Die traditionellen Weihnachtsmärkte sollen auf größere Räume ausgeweitet werden. „Wir können uns vorstellen, dass es kleine Weihnachtsdörfer gibt mit Kontakterfassung und Personenbegrenzung“, sagte die Ministerpräsidentin. Ebenso könne es eine Weihnachtsstadt geben mit auf mehrere Straßen verteilten Ständen und Fahrgeschäften. Dies sei auch ein Signal an die unter der Corona-Krise besonders leidenden Schausteller.

Gesundheitsministerin Sabine Bätzing-Lichtenthäler betonte, es sei unbedingt erforderlich, dass sich die Menschen weiter an die „AHA-Regeln“ hielten: „Abstand, Hygiene und Alltagsmaske sind und bleiben die wichtigsten Maßnahmen, um Ansteckungen zu verhindern.“ Wenn jemand nachlässig werde, gefährde er oder sie andere. Die Krankenhäuser in Rheinland-Pfalz behandelten zurzeit 25 Covid-19-Patienten, davon fünf auf Intensivstationen und drei mit künstlicher Beatmung.

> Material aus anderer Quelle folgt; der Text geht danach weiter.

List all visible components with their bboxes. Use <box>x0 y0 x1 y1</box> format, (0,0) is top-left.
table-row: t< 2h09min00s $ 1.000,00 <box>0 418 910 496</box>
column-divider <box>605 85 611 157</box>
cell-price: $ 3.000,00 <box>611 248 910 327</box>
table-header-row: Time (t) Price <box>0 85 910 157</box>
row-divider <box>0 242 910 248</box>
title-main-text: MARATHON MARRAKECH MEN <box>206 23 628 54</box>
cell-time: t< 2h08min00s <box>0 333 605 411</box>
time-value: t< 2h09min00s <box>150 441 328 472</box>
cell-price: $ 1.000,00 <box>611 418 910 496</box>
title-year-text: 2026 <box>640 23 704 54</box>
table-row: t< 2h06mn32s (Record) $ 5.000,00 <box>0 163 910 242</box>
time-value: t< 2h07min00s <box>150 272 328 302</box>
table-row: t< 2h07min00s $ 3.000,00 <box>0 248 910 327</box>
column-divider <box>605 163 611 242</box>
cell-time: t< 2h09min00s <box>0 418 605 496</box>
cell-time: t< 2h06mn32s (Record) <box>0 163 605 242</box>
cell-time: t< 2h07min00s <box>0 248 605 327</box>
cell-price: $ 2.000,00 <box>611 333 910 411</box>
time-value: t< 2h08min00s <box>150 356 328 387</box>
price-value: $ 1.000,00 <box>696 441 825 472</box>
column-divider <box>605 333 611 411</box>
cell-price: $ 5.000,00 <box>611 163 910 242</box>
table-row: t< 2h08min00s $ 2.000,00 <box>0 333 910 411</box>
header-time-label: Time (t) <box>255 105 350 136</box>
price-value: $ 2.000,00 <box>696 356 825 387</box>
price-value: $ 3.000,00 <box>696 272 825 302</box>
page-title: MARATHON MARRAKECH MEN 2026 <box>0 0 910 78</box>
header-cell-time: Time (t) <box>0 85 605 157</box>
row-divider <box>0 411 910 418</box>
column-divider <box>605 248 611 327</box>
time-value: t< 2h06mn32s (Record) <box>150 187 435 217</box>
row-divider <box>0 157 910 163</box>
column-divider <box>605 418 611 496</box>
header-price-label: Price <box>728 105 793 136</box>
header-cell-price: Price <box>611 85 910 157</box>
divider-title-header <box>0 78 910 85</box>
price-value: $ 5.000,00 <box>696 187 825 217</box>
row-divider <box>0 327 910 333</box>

Zur Frage des Besuchs von Fußballspielen und großen Hallenveranstaltungen sagte Dreyer, bundesweit gebe es noch unterschiedliche Meinungen. Ein Teil der Länder könne sich auch eine Belegung bis zu 20 Prozent der Stadien oder Hallen vorstellen. „Zehn Prozent finden wir angemessen, damit zu starten.“ Wenn es bundesweit eine Verständigung auf 20 Prozent gebe, werde die neue Verordnung kurzfristig entsprechend angepasst.

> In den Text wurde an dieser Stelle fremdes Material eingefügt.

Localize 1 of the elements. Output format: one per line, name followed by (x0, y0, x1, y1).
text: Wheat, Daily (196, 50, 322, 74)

Das Virus Sars-CoV-2 trat Ende Februar erstmals in Rheinland-Pfalz auf. Im März haben sich mehr als 2800 Menschen im Bundesland infiziert. Diese Zahl bestätigter Infektionen stieg im April um 113 Prozent. Danach beruhigte sich die Situation etwas: So gab es im Mai eine Zunahme um 10,7 Prozent und im Juni um 4,5 Prozent. Danach verstärkte sich das Ausmaß der Neuinfektionen wieder: Im Juli stieg ihre Zahl um 7,4 Prozent, im August um 20,8 Prozent.